In-Class comprehension quizzes
Every now and then, I will give you a short “comprehension” quiz. The quiz should take no more than five minutes to complete and will address the comprehension aspect of numerical methods. For example: What do you use interpolation for? Give an example of where linear systems arise?
The quiz will also challenge your critical thinking. For example, if the temperature at 8 AM was 25 degrees and at 9 AM it was 35 degrees. An engineer estimated the temperature at 8:30 AM to be 55 degrees.

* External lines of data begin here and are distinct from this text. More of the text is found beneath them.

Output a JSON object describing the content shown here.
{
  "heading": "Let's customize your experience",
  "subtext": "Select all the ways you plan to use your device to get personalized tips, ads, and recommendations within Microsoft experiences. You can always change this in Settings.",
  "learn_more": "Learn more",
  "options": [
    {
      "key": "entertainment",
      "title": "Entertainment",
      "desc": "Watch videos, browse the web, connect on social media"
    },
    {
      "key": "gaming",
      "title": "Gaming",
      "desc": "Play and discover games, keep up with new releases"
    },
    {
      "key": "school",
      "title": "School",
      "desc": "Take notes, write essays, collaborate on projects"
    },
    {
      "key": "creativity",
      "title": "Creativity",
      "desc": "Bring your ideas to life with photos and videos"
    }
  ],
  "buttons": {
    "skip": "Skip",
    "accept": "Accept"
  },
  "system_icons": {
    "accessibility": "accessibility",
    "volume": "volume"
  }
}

Does this make sense?
These quizzes are aimed to test your understanding of the subject matter in “words”.
Grading policy (tentative)
- 20% each midterm exam (two midterms)
- 25% Homework
- 10% In-Class comprehension quizzes
- 25% Final exam
Grades will be assigned on the following scale, normalized to the highest student in the class (who, by definition, is 100%)

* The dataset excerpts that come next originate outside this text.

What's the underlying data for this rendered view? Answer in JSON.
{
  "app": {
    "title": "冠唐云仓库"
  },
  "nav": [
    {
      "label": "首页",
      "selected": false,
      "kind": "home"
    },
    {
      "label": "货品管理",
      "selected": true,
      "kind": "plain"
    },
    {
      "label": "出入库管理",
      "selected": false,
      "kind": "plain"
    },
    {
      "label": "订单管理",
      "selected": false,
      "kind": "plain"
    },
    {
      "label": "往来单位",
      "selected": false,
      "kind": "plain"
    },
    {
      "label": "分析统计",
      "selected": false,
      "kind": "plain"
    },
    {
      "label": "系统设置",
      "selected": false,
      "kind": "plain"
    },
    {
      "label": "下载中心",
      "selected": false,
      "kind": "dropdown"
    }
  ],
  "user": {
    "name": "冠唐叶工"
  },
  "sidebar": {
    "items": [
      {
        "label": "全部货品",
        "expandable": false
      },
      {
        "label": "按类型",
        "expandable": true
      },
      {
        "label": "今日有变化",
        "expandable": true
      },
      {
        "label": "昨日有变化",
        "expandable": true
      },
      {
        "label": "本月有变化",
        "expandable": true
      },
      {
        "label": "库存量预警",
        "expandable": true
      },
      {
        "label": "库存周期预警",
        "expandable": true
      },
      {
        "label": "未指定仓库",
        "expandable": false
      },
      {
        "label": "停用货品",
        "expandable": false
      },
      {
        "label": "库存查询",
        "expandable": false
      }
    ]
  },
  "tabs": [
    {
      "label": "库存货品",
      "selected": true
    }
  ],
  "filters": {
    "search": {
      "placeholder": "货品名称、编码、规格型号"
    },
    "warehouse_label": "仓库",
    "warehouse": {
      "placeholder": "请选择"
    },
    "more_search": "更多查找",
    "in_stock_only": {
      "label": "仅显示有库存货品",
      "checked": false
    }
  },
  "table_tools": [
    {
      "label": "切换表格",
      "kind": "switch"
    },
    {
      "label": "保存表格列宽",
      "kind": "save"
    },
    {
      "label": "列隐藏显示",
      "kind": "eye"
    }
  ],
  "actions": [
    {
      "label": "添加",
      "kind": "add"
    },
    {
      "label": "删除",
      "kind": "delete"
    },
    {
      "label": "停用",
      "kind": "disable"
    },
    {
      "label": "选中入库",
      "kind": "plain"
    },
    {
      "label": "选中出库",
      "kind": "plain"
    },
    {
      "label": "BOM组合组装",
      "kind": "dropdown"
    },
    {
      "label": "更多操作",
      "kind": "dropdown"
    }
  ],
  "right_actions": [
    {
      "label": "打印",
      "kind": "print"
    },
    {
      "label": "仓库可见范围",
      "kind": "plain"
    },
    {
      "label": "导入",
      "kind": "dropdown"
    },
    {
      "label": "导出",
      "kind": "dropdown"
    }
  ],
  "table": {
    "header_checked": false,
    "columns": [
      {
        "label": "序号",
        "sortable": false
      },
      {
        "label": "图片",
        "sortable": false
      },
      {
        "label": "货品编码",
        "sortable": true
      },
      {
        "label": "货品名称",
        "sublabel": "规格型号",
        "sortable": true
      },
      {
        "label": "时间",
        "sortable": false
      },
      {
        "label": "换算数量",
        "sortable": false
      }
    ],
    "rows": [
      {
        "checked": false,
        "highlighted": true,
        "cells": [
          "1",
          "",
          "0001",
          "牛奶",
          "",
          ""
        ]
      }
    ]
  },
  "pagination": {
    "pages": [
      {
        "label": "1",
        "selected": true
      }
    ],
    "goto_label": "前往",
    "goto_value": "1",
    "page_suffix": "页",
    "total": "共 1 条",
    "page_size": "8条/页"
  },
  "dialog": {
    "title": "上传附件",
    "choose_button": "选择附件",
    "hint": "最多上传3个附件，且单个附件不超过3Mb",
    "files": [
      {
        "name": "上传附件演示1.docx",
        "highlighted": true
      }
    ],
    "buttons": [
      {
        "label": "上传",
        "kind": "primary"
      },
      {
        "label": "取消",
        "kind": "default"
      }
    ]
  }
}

- 92< A ≤ 100, 89 < A- ≤ 92
- 86 < B+ ≤ 89, 81 < B ≤ 86, 78 < B- ≤ 81
- 75 < C+ ≤ 78, 70 < C ≤ 75, 67 < C- ≤ 70
- 64 < D+ ≤ 67, 59 < D ≤ 64, 56 < D- ≤ 59
- E ≤ 56
I reserve the right to adjust this scale downward if I deem it necessary.
Addressing Sexual Misconduct
Title IX makes it clear that violence and harassment based on sex and gender (which includes sexual orientation and gender identity/expression) is a Civil Rights offense subject to the same kinds of accountability and the same kinds of support applied to offenses against other protected categories such as race, national origin, color, religion, age, status as a person with a disability, veteran’s status or genetic information. If you or someone you know has been harassed or assaulted, you are encouraged to report it to the Title IX Coordinator in the Office of Equal Opportunity and Affirmative Action, 135 Park Building, 801-581-8365, or the Office of the Dean of Students, 270 Union Building, 801-581-7066. For support and confidential consultation, contact the Center for Student Wellness, 426 SSB, 801-581-7776. To report to the police, contact the Department of Public Safety, 801-585-2677(COPS).
Academic Misconduct
All instances of academic misconduct will be handled in accordance with the Student Code (http://regulations.utah.edu/academics/6-400.php).
Students with Disabilities (ADA)
The University of Utah seeks to provide equal access to its programs, services, and activities for people with disabilities. If you will need accommodations in this class, reasonable prior notice needs to be given to the Center for Disability Services, 162 Olpin Union Building, (801) 581-5020. CDS will work with you and the instructor to make arrangements for accommodations. All written information in this course can be made available in an alternative format with prior notification to the Center for Disability Services.